3.5 File Caching in Distributed File Systems
File caching enhances I/O performance because previously read files are kept in the main
memory. Because the files are available locally, the network transfer is zeroed when requests
for these files are repeated. Performance improvement of the file system is based on the
locality of the file access pattern. Caching also helps in reliability and scalability.
File caching is an important feature of distributed file systems that helps to improve
performance by reducing network traffic and minimizing disk access. In a distributed file
system, files are stored across multiple servers or nodes, and file caching involves
temporarily storing frequently accessed files in memory or on local disks to reduce the need
for network access or disk access.
Here are some ways file caching is implemented in distributed file systems:
Client-side caching: In this approach, the client machine stores a local copy of frequently
accessed files.
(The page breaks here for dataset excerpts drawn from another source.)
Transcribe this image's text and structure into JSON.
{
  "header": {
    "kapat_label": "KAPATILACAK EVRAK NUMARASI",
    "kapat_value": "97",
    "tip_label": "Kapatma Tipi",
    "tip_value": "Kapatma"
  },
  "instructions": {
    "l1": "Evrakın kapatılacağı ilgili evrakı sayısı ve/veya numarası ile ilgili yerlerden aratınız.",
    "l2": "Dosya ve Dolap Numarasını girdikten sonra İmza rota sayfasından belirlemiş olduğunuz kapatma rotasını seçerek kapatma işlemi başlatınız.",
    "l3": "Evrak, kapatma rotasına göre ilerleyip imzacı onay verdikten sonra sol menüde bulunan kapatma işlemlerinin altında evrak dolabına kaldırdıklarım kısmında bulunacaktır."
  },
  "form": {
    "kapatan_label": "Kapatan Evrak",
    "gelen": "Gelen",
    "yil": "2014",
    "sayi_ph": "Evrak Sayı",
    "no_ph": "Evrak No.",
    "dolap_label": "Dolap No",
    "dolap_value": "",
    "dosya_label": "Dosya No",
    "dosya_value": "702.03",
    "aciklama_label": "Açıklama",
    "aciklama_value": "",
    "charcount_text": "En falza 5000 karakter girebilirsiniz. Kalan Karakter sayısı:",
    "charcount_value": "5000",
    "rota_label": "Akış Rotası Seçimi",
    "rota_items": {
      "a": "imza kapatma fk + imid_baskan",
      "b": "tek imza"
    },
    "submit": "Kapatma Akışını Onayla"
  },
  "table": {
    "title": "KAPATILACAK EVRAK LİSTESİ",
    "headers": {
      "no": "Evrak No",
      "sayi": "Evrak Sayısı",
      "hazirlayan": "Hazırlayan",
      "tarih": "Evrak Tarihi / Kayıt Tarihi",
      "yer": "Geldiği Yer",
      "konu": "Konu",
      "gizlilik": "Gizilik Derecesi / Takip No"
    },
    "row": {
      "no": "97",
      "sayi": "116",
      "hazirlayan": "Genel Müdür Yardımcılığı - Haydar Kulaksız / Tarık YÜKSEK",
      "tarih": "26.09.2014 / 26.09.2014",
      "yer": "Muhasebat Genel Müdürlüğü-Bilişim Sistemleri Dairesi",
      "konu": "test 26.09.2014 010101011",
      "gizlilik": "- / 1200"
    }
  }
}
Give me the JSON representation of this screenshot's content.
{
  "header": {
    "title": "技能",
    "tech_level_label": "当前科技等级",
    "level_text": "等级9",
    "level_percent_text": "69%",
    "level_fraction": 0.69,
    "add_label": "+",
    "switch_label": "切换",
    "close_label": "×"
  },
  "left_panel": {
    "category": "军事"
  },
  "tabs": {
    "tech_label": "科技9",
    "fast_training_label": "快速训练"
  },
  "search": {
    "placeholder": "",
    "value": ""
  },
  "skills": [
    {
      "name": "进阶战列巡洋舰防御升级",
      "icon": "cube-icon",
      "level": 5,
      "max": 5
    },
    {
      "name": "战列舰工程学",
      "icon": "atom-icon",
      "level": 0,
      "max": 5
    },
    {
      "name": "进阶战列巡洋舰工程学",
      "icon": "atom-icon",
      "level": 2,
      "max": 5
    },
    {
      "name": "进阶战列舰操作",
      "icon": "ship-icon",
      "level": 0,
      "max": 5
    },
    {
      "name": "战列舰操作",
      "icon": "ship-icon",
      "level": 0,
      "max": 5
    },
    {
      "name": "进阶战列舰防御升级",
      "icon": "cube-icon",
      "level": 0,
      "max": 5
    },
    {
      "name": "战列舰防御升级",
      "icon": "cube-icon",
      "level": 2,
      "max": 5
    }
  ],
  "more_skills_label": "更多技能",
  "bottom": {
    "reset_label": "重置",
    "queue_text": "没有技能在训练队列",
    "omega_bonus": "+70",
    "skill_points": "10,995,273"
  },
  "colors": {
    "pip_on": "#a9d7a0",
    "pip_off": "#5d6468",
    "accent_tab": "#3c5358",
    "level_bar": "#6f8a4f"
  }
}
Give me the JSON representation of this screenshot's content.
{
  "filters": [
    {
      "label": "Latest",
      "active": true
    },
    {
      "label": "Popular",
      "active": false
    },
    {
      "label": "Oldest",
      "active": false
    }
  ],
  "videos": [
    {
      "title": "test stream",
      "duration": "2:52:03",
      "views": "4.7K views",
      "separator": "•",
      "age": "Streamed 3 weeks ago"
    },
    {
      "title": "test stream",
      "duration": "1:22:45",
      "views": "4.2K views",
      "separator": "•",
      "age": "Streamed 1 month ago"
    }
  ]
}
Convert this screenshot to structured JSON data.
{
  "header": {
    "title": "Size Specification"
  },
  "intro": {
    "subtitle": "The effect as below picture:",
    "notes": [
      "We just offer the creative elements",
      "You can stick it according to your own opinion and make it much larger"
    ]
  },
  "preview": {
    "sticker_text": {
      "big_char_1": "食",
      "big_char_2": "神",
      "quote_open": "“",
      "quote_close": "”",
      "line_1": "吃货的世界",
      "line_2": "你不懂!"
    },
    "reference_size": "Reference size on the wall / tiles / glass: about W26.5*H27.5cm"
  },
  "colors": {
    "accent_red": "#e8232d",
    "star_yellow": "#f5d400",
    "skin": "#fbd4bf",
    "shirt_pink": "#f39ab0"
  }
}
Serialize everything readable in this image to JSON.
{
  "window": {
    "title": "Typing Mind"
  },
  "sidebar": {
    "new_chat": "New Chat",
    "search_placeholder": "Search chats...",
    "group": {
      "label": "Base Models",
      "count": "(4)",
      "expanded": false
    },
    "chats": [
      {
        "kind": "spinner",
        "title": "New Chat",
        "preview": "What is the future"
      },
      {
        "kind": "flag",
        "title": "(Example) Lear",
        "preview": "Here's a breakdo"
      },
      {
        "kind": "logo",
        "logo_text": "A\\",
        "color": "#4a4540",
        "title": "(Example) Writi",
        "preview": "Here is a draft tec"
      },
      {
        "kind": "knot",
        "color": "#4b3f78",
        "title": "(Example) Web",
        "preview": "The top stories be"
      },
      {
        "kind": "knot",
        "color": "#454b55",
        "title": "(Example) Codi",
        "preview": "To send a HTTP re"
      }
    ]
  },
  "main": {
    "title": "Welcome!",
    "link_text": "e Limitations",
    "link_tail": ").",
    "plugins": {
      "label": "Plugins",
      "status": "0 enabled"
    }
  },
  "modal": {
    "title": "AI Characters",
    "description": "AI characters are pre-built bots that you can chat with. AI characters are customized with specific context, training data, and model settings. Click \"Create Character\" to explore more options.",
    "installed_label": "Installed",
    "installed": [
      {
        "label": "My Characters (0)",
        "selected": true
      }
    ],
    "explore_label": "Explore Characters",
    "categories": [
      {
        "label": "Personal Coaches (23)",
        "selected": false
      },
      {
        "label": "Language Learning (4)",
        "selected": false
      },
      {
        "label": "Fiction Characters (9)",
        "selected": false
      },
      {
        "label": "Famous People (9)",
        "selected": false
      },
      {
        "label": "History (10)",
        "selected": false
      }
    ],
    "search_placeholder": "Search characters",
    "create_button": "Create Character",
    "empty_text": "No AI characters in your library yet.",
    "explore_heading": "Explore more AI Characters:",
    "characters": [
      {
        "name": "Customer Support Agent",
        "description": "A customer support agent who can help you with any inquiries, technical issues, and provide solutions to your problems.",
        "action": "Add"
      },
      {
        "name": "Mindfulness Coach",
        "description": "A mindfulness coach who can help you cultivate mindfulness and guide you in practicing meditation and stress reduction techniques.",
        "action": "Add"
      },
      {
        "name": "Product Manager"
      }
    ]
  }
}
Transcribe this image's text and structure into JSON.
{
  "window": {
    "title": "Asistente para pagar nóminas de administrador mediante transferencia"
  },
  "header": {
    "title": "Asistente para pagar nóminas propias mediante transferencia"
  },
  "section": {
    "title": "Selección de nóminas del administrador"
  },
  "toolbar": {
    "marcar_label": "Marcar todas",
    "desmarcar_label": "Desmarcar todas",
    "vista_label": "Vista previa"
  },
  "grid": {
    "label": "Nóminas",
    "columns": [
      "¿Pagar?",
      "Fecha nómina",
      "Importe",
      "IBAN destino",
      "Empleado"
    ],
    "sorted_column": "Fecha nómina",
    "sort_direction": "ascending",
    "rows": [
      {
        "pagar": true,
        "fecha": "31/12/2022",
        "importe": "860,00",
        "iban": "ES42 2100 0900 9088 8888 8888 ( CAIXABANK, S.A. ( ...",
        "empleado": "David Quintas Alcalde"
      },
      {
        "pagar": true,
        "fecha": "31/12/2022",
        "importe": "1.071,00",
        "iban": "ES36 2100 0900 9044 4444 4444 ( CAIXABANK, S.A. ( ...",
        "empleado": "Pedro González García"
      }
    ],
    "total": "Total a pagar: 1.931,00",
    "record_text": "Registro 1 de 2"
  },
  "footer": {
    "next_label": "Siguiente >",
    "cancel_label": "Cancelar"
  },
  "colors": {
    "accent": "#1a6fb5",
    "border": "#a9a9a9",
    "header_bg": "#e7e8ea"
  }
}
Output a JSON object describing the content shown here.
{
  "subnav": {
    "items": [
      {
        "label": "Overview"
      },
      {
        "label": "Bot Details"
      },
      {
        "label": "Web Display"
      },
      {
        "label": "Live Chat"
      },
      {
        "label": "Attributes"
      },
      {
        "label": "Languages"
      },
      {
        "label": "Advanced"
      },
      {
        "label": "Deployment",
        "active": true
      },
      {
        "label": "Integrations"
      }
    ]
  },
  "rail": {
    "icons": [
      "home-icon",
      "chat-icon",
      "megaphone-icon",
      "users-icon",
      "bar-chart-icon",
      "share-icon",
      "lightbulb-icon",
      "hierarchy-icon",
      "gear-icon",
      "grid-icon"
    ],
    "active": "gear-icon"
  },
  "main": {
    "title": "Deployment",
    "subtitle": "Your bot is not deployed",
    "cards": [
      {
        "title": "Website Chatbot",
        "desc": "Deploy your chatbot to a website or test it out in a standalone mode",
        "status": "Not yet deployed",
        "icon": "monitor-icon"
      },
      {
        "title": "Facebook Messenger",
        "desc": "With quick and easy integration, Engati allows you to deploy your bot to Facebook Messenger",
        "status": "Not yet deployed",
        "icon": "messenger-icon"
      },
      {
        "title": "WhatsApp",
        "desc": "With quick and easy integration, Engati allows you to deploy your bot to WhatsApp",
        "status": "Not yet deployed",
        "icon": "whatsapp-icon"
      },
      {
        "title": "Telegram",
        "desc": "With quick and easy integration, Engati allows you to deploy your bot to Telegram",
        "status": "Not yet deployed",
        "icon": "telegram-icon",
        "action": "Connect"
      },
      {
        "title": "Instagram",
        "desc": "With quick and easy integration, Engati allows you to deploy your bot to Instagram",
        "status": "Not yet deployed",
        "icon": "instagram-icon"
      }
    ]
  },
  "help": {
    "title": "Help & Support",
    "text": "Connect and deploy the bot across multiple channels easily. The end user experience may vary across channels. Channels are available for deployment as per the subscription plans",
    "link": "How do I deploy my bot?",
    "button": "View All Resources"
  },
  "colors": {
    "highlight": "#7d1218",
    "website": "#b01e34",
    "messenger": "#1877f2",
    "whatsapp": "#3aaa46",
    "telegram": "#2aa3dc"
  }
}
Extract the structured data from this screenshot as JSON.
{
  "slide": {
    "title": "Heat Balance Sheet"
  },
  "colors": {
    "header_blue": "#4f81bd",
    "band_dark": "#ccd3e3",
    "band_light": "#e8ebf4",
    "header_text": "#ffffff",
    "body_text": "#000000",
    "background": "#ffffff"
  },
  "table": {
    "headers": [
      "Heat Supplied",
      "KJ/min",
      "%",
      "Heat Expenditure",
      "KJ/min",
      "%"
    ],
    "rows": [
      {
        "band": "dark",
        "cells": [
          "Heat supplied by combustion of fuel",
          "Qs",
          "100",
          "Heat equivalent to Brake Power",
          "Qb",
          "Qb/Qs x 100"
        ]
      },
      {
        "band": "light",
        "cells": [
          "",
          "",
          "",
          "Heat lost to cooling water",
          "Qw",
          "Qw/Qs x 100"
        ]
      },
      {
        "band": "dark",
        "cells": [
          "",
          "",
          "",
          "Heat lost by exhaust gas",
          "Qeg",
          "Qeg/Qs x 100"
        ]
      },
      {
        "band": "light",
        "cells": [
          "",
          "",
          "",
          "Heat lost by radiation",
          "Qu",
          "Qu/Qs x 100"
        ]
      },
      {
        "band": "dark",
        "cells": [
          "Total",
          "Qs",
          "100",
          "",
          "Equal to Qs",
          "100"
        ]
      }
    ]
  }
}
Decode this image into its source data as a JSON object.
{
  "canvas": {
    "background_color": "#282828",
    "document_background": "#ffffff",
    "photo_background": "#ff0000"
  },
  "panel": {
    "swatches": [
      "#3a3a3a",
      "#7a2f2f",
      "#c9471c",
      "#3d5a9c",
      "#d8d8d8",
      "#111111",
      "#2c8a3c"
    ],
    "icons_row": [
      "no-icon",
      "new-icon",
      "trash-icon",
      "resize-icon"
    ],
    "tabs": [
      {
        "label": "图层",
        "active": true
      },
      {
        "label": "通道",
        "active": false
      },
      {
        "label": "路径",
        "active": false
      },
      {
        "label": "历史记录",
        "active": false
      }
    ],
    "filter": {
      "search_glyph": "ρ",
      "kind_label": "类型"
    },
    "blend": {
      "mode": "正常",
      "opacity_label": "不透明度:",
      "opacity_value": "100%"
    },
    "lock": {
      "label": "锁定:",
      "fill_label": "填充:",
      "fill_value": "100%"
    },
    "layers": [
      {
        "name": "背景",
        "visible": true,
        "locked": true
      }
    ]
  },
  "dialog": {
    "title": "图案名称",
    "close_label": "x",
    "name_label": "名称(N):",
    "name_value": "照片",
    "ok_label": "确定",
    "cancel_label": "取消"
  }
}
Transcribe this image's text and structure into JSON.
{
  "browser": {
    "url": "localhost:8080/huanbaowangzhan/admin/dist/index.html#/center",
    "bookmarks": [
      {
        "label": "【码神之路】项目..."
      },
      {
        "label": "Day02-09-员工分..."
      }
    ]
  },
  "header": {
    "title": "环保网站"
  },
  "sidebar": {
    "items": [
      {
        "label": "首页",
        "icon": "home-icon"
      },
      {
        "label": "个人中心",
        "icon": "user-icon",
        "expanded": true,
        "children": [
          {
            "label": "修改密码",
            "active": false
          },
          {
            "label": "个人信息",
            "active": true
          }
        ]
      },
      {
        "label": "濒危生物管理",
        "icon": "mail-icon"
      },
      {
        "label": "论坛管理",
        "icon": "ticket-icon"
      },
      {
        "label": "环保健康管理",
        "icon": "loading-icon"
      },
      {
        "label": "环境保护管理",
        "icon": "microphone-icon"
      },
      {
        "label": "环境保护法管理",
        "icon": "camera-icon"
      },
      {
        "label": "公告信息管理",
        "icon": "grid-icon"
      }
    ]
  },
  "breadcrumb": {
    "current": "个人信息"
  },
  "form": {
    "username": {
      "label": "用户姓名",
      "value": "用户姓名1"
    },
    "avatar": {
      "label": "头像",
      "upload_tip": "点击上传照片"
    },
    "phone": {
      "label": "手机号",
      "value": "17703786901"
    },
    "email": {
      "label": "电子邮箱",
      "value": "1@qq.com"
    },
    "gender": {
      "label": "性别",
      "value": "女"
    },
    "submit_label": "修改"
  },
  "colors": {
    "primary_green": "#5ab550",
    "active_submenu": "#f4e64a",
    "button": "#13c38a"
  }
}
When the file is requested, the client checks if the local copy is up-to-date
and, if so, uses it instead of requesting the file from the server. This reduces network traffic
and improves performance by reducing the need for network access.
Server-side caching: In this approach, the server stores frequently accessed files in memory
or on local disks to reduce the need for disk access. When a file is requested, the server
checks if it is in the cache and, if so, returns it without accessing the disk. This approach can
also reduce network traffic by reducing the need to transfer files over the network.
Distributed caching: In this approach, the file cache is distributed across multiple servers or
nodes. When a file is requested, the system checks if it is in the cache and, if so, returns it
from the nearest server. This approach reduces network traffic by minimizing the need for
data to be transferred across the network.
Advantages of file caching in distributed file systems include:
1. Improved performance: By reducing network traffic and minimizing disk access, file caching
can significantly improve the performance of distributed file systems.
2. Reduced latency: File caching can reduce latency by allowing files to be accessed more
quickly without the need for network access or disk access.
3. Better resource utilization: File caching allows frequently accessed files to be stored in
memory or on local disks, reducing the need for network or disk access and improving
resource utilization.
However, there are also some disadvantages to file caching in distributed file systems,
including:
1. Increased complexity: File caching can add complexity to distributed file systems, requiring
additional software and hardware to manage and maintain the cache.
2. Cache consistency issues: Keeping the cache up-to-date can be a challenge, and
inconsistencies between the cache and the actual file system can occur.
3. Increased memory usage: File caching requires additional memory resources to store
frequently accessed files, which can lead to increased
4. memory usage on client machines and servers.
Overall, file caching is an important feature of distributed file systems that can improve
performance and reduce latency. However, it also introduces some complexity and requires
careful management to ensure cache consistency and efficient resource utilization.
The majority of today's distributed file systems employ some form of caching. File caching
schemes are determined by a number of criteria, including cached data granularity, cache
size (large/ small/ fixed/ dynamic), replacement policy, cache location, modification
propagation mechanisms, and cache validation.
Cache Location: The file might be kept in the disc or main memory of the client or the server
in a client-server system with memory and disk.